I greeted Good Friday with Duruflé's Requiem which I streamed onto our TV.  It was a proper requiem mass, recorded last year at Trinity College in Cambridge. No congregation and the choir and soloists were physically distanced.  It was very beautiful to listen to and to watch. Thank you to Friend Robert for the suggestion of the Trinity College performance. YouTube then ambled on to Allegri's Miserere and then Fauré's Requiem. Jim was still in bed and the cats were dozing in their beds. It was still and quiet, with sunlight streaming in through the lounge room windows. An excellent start to the Easter weekend.

In Australia, most things are closed on Good Friday, so no supermarkets, no DIY stores, no grog shops. But some smaller enterprises were open and one of those was the mushroom farm. Lindsey and I went out for a few bits and pieces (mainly, I wanted vegetables) and then we went out to the Avalon garden centre. A nice country drive, a potter around the plants and trees, and a toasted sandwich in the cafe.

On Saturday I accompanied Lindsey and Ian out to Gordon where a new farm shop has recently opened. It's only open for a couple of hours on Saturdays and is staffed by volunteers.  It's also, more or less, an order online and collect shop. Lindsey had ordered a family sized vegetable box. It is a beautiful drive across country to Gordon (which we usually pass by on the freeway). The vegetable box was a good size and had a good variety of vegetables. We shared the contents between us. They also had bread, hot cross buns, local meat and various other things that you could pre-order.  Not much that you could actually buy on the day, though (which frustrated me a little!)

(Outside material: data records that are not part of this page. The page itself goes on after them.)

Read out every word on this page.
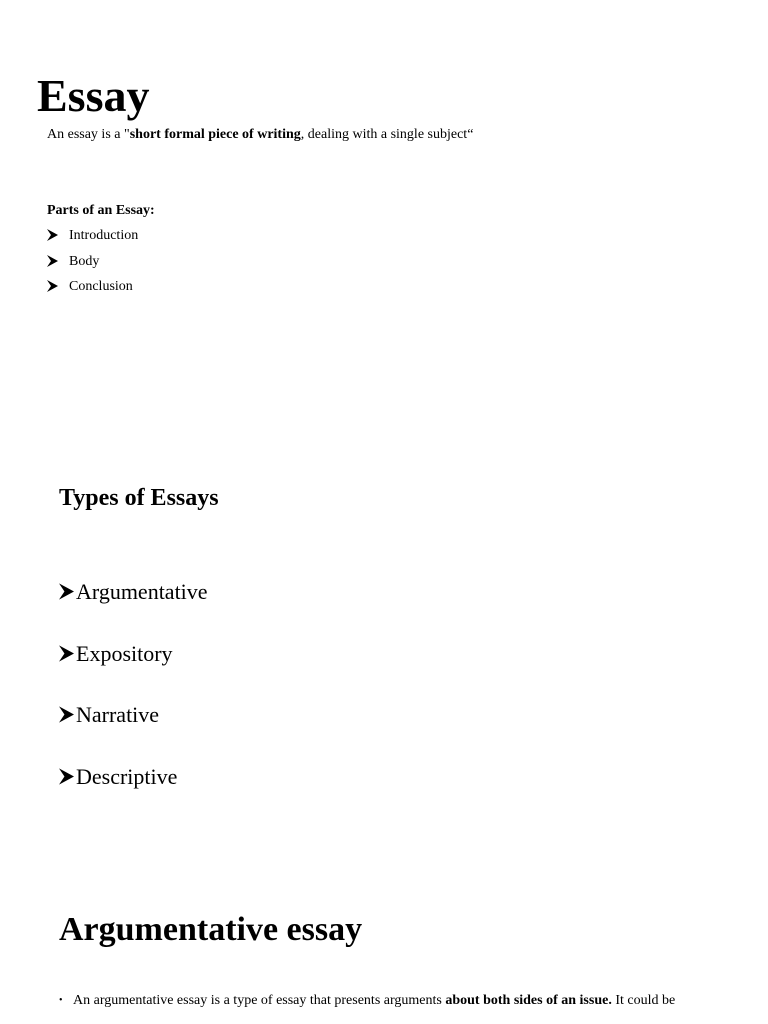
Essay
An essay is a "short formal piece of writing, dealing with a single subject“
Parts of an Essay:
Introduction
Body
Conclusion
Types of Essays
Argumentative
Expository
Narrative
Descriptive
Argumentative essay
• An argumentative essay is a type of essay that presents arguments about both sides of an issue. It could be
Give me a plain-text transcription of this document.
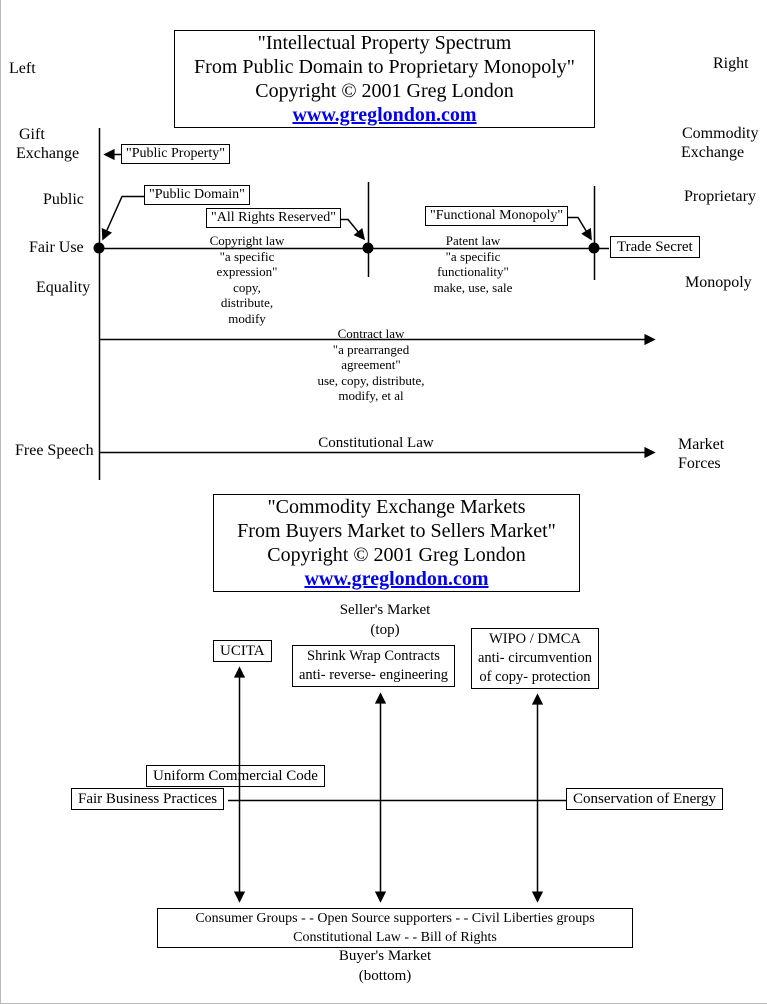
"Intellectual Property Spectrum
From Public Domain to Proprietary Monopoly"
Copyright © 2001 Greg London
www.greglondon.com
Left	Right
Gift
Exchange
Public
Fair Use
Equality
Free Speech
Commodity
Exchange
Proprietary
Monopoly
Market
Forces
"Public Property"
"Public Domain"
"All Rights Reserved"	"Functional Monopoly"
Trade Secret
Copyright law
"a specific
expression"
copy,
distribute,
modify
Patent law
"a specific
functionality"
make, use, sale
Contract law
"a prearranged
agreement"
use, copy, distribute,
modify, et al
Constitutional Law
"Commodity Exchange Markets
From Buyers Market to Sellers Market"
Copyright © 2001 Greg London
www.greglondon.com
Seller's Market
(top)
UCITA	Shrink Wrap Contracts
anti- reverse- engineering
WIPO / DMCA
anti- circumvention
of copy- protection
Uniform Commercial Code
Fair Business Practices	Conservation of Energy
Consumer Groups - - Open Source supporters - - Civil Liberties groups
Constitutional Law - - Bill of Rights
Buyer's Market
(bottom)
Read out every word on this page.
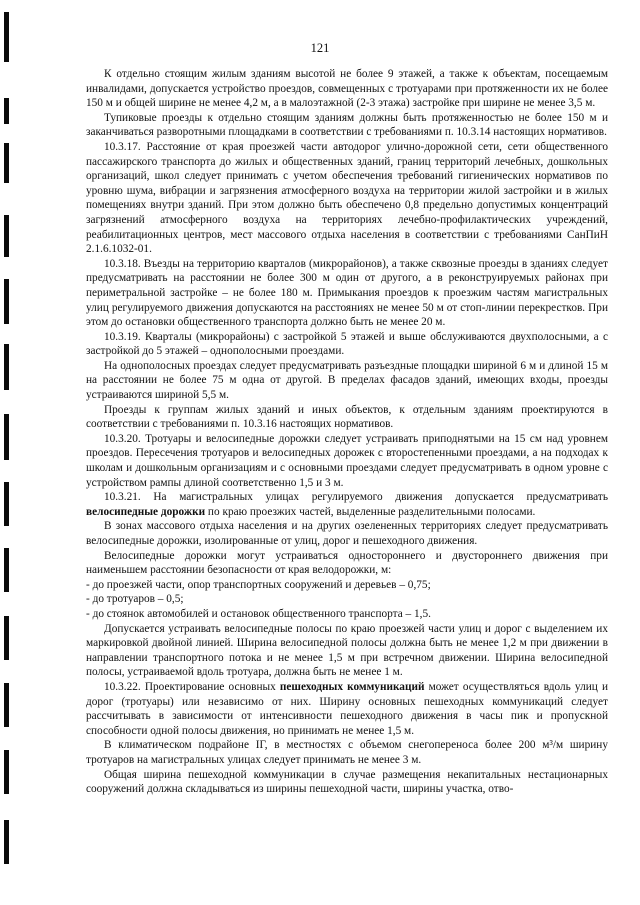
121

К отдельно стоящим жилым зданиям высотой не более 9 этажей, а также к объектам, посещаемым инвалидами, допускается устройство проездов, совмещенных с тротуарами при протяженности их не более 150 м и общей ширине не менее 4,2 м, а в малоэтажной (2-3 этажа) застройке при ширине не менее 3,5 м.

Тупиковые проезды к отдельно стоящим зданиям должны быть протяженностью не более 150 м и заканчиваться разворотными площадками в соответствии с требованиями п. 10.3.14 настоящих нормативов.

10.3.17. Расстояние от края проезжей части автодорог улично-дорожной сети, сети общественного пассажирского транспорта до жилых и общественных зданий, границ территорий лечебных, дошкольных организаций, школ следует принимать с учетом обеспечения требований гигиенических нормативов по уровню шума, вибрации и загрязнения атмосферного воздуха на территории жилой застройки и в жилых помещениях внутри зданий. При этом должно быть обеспечено 0,8 предельно допустимых концентраций загрязнений атмосферного воздуха на территориях лечебно-профилактических учреждений, реабилитационных центров, мест массового отдыха населения в соответствии с требованиями СанПиН 2.1.6.1032-01.

10.3.18. Въезды на территорию кварталов (микрорайонов), а также сквозные проезды в зданиях следует предусматривать на расстоянии не более 300 м один от другого, а в реконструируемых районах при периметральной застройке – не более 180 м. Примыкания проездов к проезжим частям магистральных улиц регулируемого движения допускаются на расстояниях не менее 50 м от стоп-линии перекрестков. При этом до остановки общественного транспорта должно быть не менее 20 м.

10.3.19. Кварталы (микрорайоны) с застройкой 5 этажей и выше обслуживаются двухполосными, а с застройкой до 5 этажей – однополосными проездами.

На однополосных проездах следует предусматривать разъездные площадки шириной 6 м и длиной 15 м на расстоянии не более 75 м одна от другой. В пределах фасадов зданий, имеющих входы, проезды устраиваются шириной 5,5 м.

Проезды к группам жилых зданий и иных объектов, к отдельным зданиям проектируются в соответствии с требованиями п. 10.3.16 настоящих нормативов.

10.3.20. Тротуары и велосипедные дорожки следует устраивать приподнятыми на 15 см над уровнем проездов. Пересечения тротуаров и велосипедных дорожек с второстепенными проездами, а на подходах к школам и дошкольным организациям и с основными проездами следует предусматривать в одном уровне с устройством рампы длиной соответственно 1,5 и 3 м.

10.3.21. На магистральных улицах регулируемого движения допускается предусматривать велосипедные дорожки по краю проезжих частей, выделенные разделительными полосами.

В зонах массового отдыха населения и на других озелененных территориях следует предусматривать велосипедные дорожки, изолированные от улиц, дорог и пешеходного движения.

Велосипедные дорожки могут устраиваться одностороннего и двустороннего движения при наименьшем расстоянии безопасности от края велодорожки, м:

- до проезжей части, опор транспортных сооружений и деревьев – 0,75;

- до тротуаров – 0,5;

- до стоянок автомобилей и остановок общественного транспорта – 1,5.

Допускается устраивать велосипедные полосы по краю проезжей части улиц и дорог с выделением их маркировкой двойной линией. Ширина велосипедной полосы должна быть не менее 1,2 м при движении в направлении транспортного потока и не менее 1,5 м при встречном движении. Ширина велосипедной полосы, устраиваемой вдоль тротуара, должна быть не менее 1 м.

10.3.22. Проектирование основных пешеходных коммуникаций может осуществляться вдоль улиц и дорог (тротуары) или независимо от них. Ширину основных пешеходных коммуникаций следует рассчитывать в зависимости от интенсивности пешеходного движения в часы пик и пропускной способности одной полосы движения, но принимать не менее 1,5 м.

В климатическом подрайоне IГ, в местностях с объемом снегопереноса более 200 м³/м ширину тротуаров на магистральных улицах следует принимать не менее 3 м.

Общая ширина пешеходной коммуникации в случае размещения некапитальных нестационарных сооружений должна складываться из ширины пешеходной части, ширины участка, отво-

The Easter feast was in Warragul this year. I had decided that I didn't really want to drive all the way to Warragul, have lunch and then come back. Lindsey and Ian were going on Saturday afternoon and staying  over, so there wouldn't be room for Jim and me to stay. So Lindsey and Ian headed to Warragul and Jim and I headed up to Hill House and spent the night with Rupert and Hugo. Alas - I did not sleep well.  And the clocks went back at 2:00 on Sunday morning.  I saw 2:00 happen twice!  Jim, Rupert and Hugo slept extremely well, although Rupert and Hugo didn't notice the clock change, or care all that much.

"Where's our breakfast?"  "You are an hour early. The clocks went back overnight." "You seem to be speaking in an incomprehensible, alien language. Where's our breakfast?"  I gave them their breakfast.


Rupert

Hugo

Back at Christmas, Jim's daughter and her family had given us a gift voucher for a place called The Hop Temple. I had never heard of this place so investigated and parked the voucher for a lunch out at some point. I recently ran across the email again and booked us in for Easter Sunday lunch.

It's down a little laneway that I had never noticed before and is an American Smokehouse/BBQ diner. On Sunday they had a smoker BBQ in their courtyard and a little Blues band inside in a corner. They have a huge range of beers, a good selection of wine and an interesting range of cocktails and mocktails. I had a Philly steak sandwich, which was probably a heart attack on a plate (although so far I have not succumbed). Lots of finely sliced Scotch fillet with two types of American cheese, fried onions and capsicum in a long bread roll and with twirly chips on the side.  It was absolutely delicious. Jim enjoyed his fried chicken sandwich and his twirly chips - but I think he enjoyed his beer and wine even more. I was driving so had an autumn berry mocktail.





Apart from that I have done a little gardening, a little clearing and tidying. I have used as many of my mystery box of vegetables as possible, including an enormous lasagne, a tray bake, little pies. I have a huge number of tomatoes, some from the mystery box, some from my garden and a bag of free Black Russians from Avalon. I am in the middle of processing most of them for the freezer for winter deliciousness. The lady over the back fence gave me some surplus zucchini - very welcome because I had pulled up my zucchini plants on Friday ready for autumn planting. And the weather has become more sensibly autumnal again.  Cloudy, misty but no rain in the forecast for the next few days.